Linux: Conky

Up until 1999 I was mindlessly following the mainstream and used Windows as my desktop operating system. Then I tried Linux and never looked back. I have since also tried other free OS’es like OpenBSD, NetBSD, DragonFlyBSD, Plan9 and others.

My laptop runs Ubuntu Linux but without any desktop environment like Gnome or KDE. I prefer to run the Pekwm window manager directly on X. It’s got all I need; Being very flexible, configurable, lightning fast, rock stable and most importantly, unobtrusive. No task bar. No pop-ups (when I see the Windows desktops nowadays, I wonder how people can stand the constant pop-ups and the over-glorified eye-candy pulling the user’s attention).

I like minimalistic. Simple.

For many years I used the GKrellM system monitor to show me the status of memory, disk, wifi link, the clock with date, speaker volume, moon phase, weather forecast, new e-mails in various mail boxes, etc.

The other day I came across Conky. Now this is one piece of cool software. The most configurable and extensible information presenter I’ve ever seen. You can make Conky do just about anything. It will show any information you need directly on you desktop.

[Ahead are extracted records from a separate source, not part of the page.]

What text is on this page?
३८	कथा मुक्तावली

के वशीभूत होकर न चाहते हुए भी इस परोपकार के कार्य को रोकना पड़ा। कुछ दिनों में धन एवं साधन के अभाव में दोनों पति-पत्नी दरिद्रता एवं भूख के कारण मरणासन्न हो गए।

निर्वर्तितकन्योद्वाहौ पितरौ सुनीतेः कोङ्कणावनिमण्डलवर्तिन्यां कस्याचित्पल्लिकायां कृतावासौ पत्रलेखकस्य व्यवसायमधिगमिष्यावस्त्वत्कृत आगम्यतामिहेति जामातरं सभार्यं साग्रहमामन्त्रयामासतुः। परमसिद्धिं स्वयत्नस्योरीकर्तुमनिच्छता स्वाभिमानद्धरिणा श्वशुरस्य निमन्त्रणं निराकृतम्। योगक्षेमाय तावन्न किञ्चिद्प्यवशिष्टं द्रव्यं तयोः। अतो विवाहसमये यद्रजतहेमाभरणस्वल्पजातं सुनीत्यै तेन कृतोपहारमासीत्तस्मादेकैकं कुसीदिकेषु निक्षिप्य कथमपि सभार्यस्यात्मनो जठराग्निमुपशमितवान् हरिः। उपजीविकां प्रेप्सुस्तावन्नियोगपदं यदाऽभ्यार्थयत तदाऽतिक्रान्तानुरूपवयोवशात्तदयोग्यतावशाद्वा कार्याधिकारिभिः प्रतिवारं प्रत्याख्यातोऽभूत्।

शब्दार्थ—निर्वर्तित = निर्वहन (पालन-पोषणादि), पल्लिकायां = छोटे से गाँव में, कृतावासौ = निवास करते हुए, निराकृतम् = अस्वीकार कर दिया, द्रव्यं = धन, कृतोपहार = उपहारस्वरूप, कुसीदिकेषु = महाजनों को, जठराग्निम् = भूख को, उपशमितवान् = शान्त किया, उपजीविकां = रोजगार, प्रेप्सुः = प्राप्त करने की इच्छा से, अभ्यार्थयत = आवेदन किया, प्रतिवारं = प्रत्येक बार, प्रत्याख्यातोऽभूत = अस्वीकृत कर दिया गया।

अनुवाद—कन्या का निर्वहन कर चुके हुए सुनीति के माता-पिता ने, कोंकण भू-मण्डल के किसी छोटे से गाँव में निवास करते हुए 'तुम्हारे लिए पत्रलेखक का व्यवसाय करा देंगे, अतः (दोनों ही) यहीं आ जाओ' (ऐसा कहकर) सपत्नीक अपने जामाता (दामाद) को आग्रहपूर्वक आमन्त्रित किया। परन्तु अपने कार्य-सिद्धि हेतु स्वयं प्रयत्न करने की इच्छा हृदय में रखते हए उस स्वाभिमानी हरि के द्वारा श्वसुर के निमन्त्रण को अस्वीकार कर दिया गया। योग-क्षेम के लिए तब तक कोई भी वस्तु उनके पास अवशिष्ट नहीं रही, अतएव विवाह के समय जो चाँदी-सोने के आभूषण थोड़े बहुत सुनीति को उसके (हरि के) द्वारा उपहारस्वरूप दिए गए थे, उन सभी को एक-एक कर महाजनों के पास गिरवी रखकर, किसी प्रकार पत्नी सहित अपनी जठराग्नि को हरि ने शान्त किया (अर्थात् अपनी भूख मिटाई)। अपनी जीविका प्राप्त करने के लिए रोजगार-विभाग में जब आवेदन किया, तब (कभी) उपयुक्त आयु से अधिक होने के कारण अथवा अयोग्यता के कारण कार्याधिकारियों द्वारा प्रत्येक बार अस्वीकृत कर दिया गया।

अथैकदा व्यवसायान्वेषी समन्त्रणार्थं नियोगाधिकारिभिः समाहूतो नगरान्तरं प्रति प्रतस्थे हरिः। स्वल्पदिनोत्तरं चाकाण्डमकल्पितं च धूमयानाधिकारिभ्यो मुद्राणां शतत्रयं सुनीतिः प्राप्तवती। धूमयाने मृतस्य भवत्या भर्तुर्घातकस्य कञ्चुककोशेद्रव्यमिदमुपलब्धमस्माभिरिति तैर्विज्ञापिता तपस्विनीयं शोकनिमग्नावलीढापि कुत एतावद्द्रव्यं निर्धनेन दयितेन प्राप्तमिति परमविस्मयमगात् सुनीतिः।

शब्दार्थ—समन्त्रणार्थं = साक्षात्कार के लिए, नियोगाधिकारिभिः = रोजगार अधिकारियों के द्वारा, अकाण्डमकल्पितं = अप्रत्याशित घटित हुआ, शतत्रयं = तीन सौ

I decided to make a configuration file with just the information I need, on the top of my desktop. I added two entries to my Pekwm configuration file to reserve the top 30 pixels on my desktop for Conky (so no windows will ever cover that top screen space):

EdgeSize = “30 1 1 1”
EdgeIndent = “True”

Below you can see my Conky in action with an urxvt terminal with Vim showing the last part of my “.conkyrc” configuration file (the part that creates what you see on my Conky).

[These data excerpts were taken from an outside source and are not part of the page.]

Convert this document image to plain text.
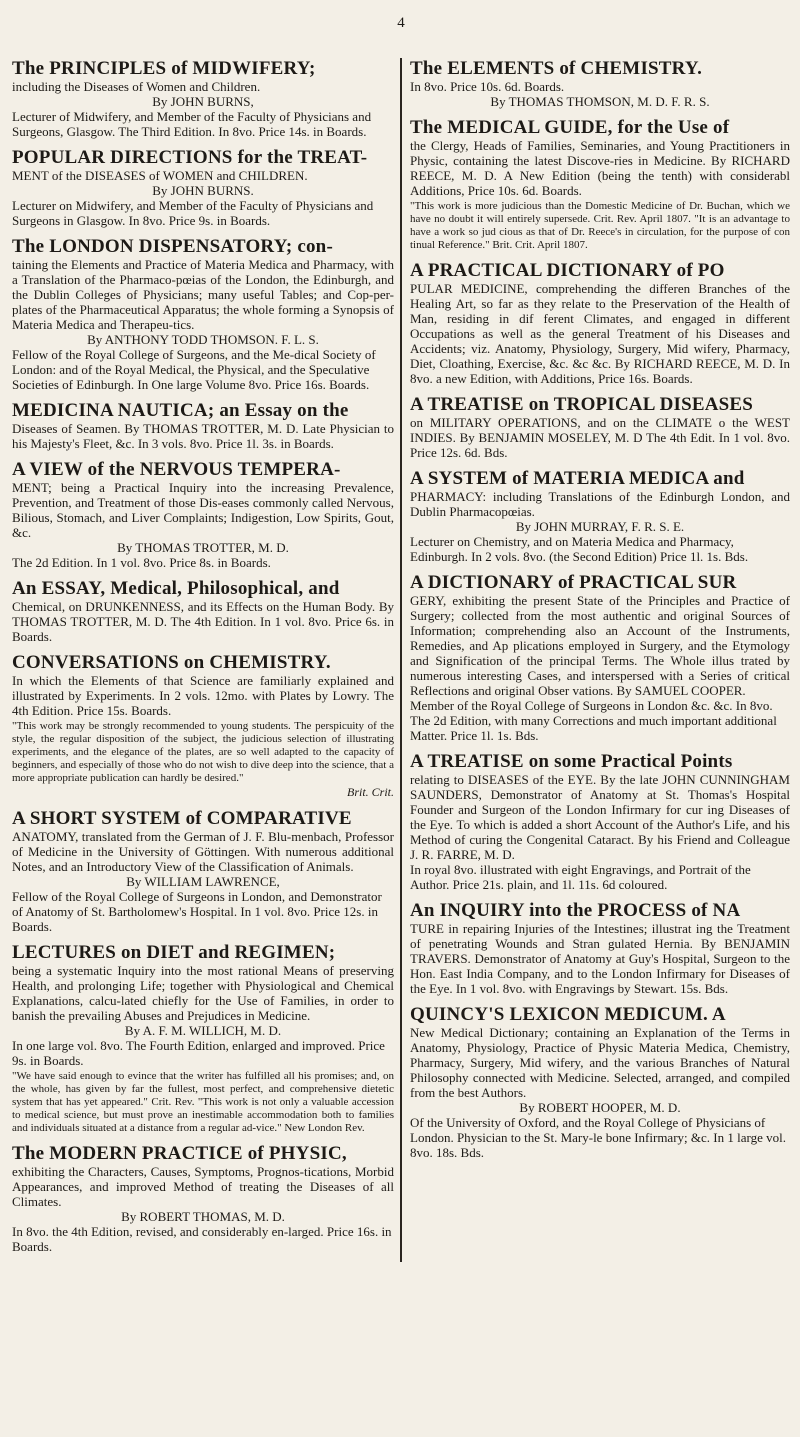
4
The PRINCIPLES of MIDWIFERY;
including the Diseases of Women and Children.
By JOHN BURNS,
Lecturer of Midwifery, and Member of the Faculty of Physicians and Surgeons, Glasgow. The Third Edition. In 8vo. Price 14s. in Boards.
POPULAR DIRECTIONS for the TREAT-
MENT of the DISEASES of WOMEN and CHILDREN.
By JOHN BURNS.
Lecturer on Midwifery, and Member of the Faculty of Physicians and Surgeons in Glasgow. In 8vo. Price 9s. in Boards.
The LONDON DISPENSATORY; con-
taining the Elements and Practice of Materia Medica and Pharmacy, with a Translation of the Pharmaco-pœias of the London, the Edinburgh, and the Dublin Colleges of Physicians; many useful Tables; and Cop-per-plates of the Pharmaceutical Apparatus; the whole forming a Synopsis of Materia Medica and Therapeu-tics.
By ANTHONY TODD THOMSON. F. L. S.
Fellow of the Royal College of Surgeons, and the Me-dical Society of London: and of the Royal Medical, the Physical, and the Speculative Societies of Edinburgh. In One large Volume 8vo. Price 16s. Boards.
MEDICINA NAUTICA; an Essay on the
Diseases of Seamen. By THOMAS TROTTER, M. D. Late Physician to his Majesty's Fleet, &c. In 3 vols. 8vo. Price 1l. 3s. in Boards.
A VIEW of the NERVOUS TEMPERA-
MENT; being a Practical Inquiry into the increasing Prevalence, Prevention, and Treatment of those Dis-eases commonly called Nervous, Bilious, Stomach, and Liver Complaints; Indigestion, Low Spirits, Gout, &c.
By THOMAS TROTTER, M. D.
The 2d Edition. In 1 vol. 8vo. Price 8s. in Boards.
An ESSAY, Medical, Philosophical, and
Chemical, on DRUNKENNESS, and its Effects on the Human Body. By THOMAS TROTTER, M. D. The 4th Edition. In 1 vol. 8vo. Price 6s. in Boards.
CONVERSATIONS on CHEMISTRY.
In which the Elements of that Science are familiarly explained and illustrated by Experiments. In 2 vols. 12mo. with Plates by Lowry. The 4th Edition. Price 15s. Boards.
"This work may be strongly recommended to young students. The perspicuity of the style, the regular disposition of the subject, the judicious selection of illustrating experiments, and the elegance of the plates, are so well adapted to the capacity of beginners, and especially of those who do not wish to dive deep into the science, that a more appropriate publication can hardly be desired."
Brit. Crit.
A SHORT SYSTEM of COMPARATIVE
ANATOMY, translated from the German of J. F. Blu-menbach, Professor of Medicine in the University of Göttingen. With numerous additional Notes, and an Introductory View of the Classification of Animals.
By WILLIAM LAWRENCE,
Fellow of the Royal College of Surgeons in London, and Demonstrator of Anatomy of St. Bartholomew's Hospital. In 1 vol. 8vo. Price 12s. in Boards.
LECTURES on DIET and REGIMEN;
being a systematic Inquiry into the most rational Means of preserving Health, and prolonging Life; together with Physiological and Chemical Explanations, calcu-lated chiefly for the Use of Families, in order to banish the prevailing Abuses and Prejudices in Medicine.
By A. F. M. WILLICH, M. D.
In one large vol. 8vo. The Fourth Edition, enlarged and improved. Price 9s. in Boards.
"We have said enough to evince that the writer has fulfilled all his promises; and, on the whole, has given by far the fullest, most perfect, and comprehensive dietetic system that has yet appeared." Crit. Rev. "This work is not only a valuable accession to medical science, but must prove an inestimable accommodation both to families and individuals situated at a distance from a regular ad-vice." New London Rev.
The MODERN PRACTICE of PHYSIC,
exhibiting the Characters, Causes, Symptoms, Prognos-tications, Morbid Appearances, and improved Method of treating the Diseases of all Climates.
By ROBERT THOMAS, M. D.
In 8vo. the 4th Edition, revised, and considerably en-larged. Price 16s. in Boards.
The ELEMENTS of CHEMISTRY.
In 8vo. Price 10s. 6d. Boards.
By THOMAS THOMSON, M. D. F. R. S.
The MEDICAL GUIDE, for the Use of
the Clergy, Heads of Families, Seminaries, and Young Practitioners in Physic, containing the latest Discove-ries in Medicine. By RICHARD REECE, M. D. A New Edition (being the tenth) with considerabl Additions, Price 10s. 6d. Boards.
"This work is more judicious than the Domestic Medicine of Dr. Buchan, which we have no doubt it will entirely supersede. Crit. Rev. April 1807. "It is an advantage to have a work so jud cious as that of Dr. Reece's in circulation, for the purpose of con tinual Reference." Brit. Crit. April 1807.
A PRACTICAL DICTIONARY of PO
PULAR MEDICINE, comprehending the differen Branches of the Healing Art, so far as they relate to the Preservation of the Health of Man, residing in dif ferent Climates, and engaged in different Occupations as well as the general Treatment of his Diseases and Accidents; viz. Anatomy, Physiology, Surgery, Mid wifery, Pharmacy, Diet, Cloathing, Exercise, &c. &c &c. By RICHARD REECE, M. D. In 8vo. a new Edition, with Additions, Price 16s. Boards.
A TREATISE on TROPICAL DISEASES
on MILITARY OPERATIONS, and on the CLIMATE o the WEST INDIES. By BENJAMIN MOSELEY, M. D The 4th Edit. In 1 vol. 8vo. Price 12s. 6d. Bds.
A SYSTEM of MATERIA MEDICA and
PHARMACY: including Translations of the Edinburgh London, and Dublin Pharmacopœias.
By JOHN MURRAY, F. R. S. E.
Lecturer on Chemistry, and on Materia Medica and Pharmacy, Edinburgh. In 2 vols. 8vo. (the Second Edition) Price 1l. 1s. Bds.
A DICTIONARY of PRACTICAL SUR
GERY, exhibiting the present State of the Principles and Practice of Surgery; collected from the most authentic and original Sources of Information; comprehending also an Account of the Instruments, Remedies, and Ap plications employed in Surgery, and the Etymology and Signification of the principal Terms. The Whole illus trated by numerous interesting Cases, and interspersed with a Series of critical Reflections and original Obser vations. By SAMUEL COOPER.
Member of the Royal College of Surgeons in London &c. &c. In 8vo. The 2d Edition, with many Corrections and much important additional Matter. Price 1l. 1s. Bds.
A TREATISE on some Practical Points
relating to DISEASES of the EYE. By the late JOHN CUNNINGHAM SAUNDERS, Demonstrator of Anatomy at St. Thomas's Hospital Founder and Surgeon of the London Infirmary for cur ing Diseases of the Eye. To which is added a short Account of the Author's Life, and his Method of curing the Congenital Cataract. By his Friend and Colleague J. R. FARRE, M. D.
In royal 8vo. illustrated with eight Engravings, and Portrait of the Author. Price 21s. plain, and 1l. 11s. 6d coloured.
An INQUIRY into the PROCESS of NA
TURE in repairing Injuries of the Intestines; illustrat ing the Treatment of penetrating Wounds and Stran gulated Hernia. By BENJAMIN TRAVERS. Demonstrator of Anatomy at Guy's Hospital, Surgeon to the Hon. East India Company, and to the London Infirmary for Diseases of the Eye. In 1 vol. 8vo. with Engravings by Stewart. 15s. Bds.
QUINCY'S LEXICON MEDICUM. A
New Medical Dictionary; containing an Explanation of the Terms in Anatomy, Physiology, Practice of Physic Materia Medica, Chemistry, Pharmacy, Surgery, Mid wifery, and the various Branches of Natural Philosophy connected with Medicine. Selected, arranged, and compiled from the best Authors.
By ROBERT HOOPER, M. D.
Of the University of Oxford, and the Royal College of Physicians of London. Physician to the St. Mary-le bone Infirmary; &c. In 1 large vol. 8vo. 18s. Bds.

Simplistic as it is, nothing beats my setup with regards to speed and productivity.

There are a few cool features added such as the volume changing to orange color whenever it is mutes, when the temperature goes above 60°C, it is shown in orange and above 70°C it is shown in red and battery is shown in orange below 10% capacity.

The upper left numbers are the day of the month and the week number in the year. The stuff to the far right are unread e-mails in three different mail folders.

Conky is a nerds wet dream. Excellent stuff.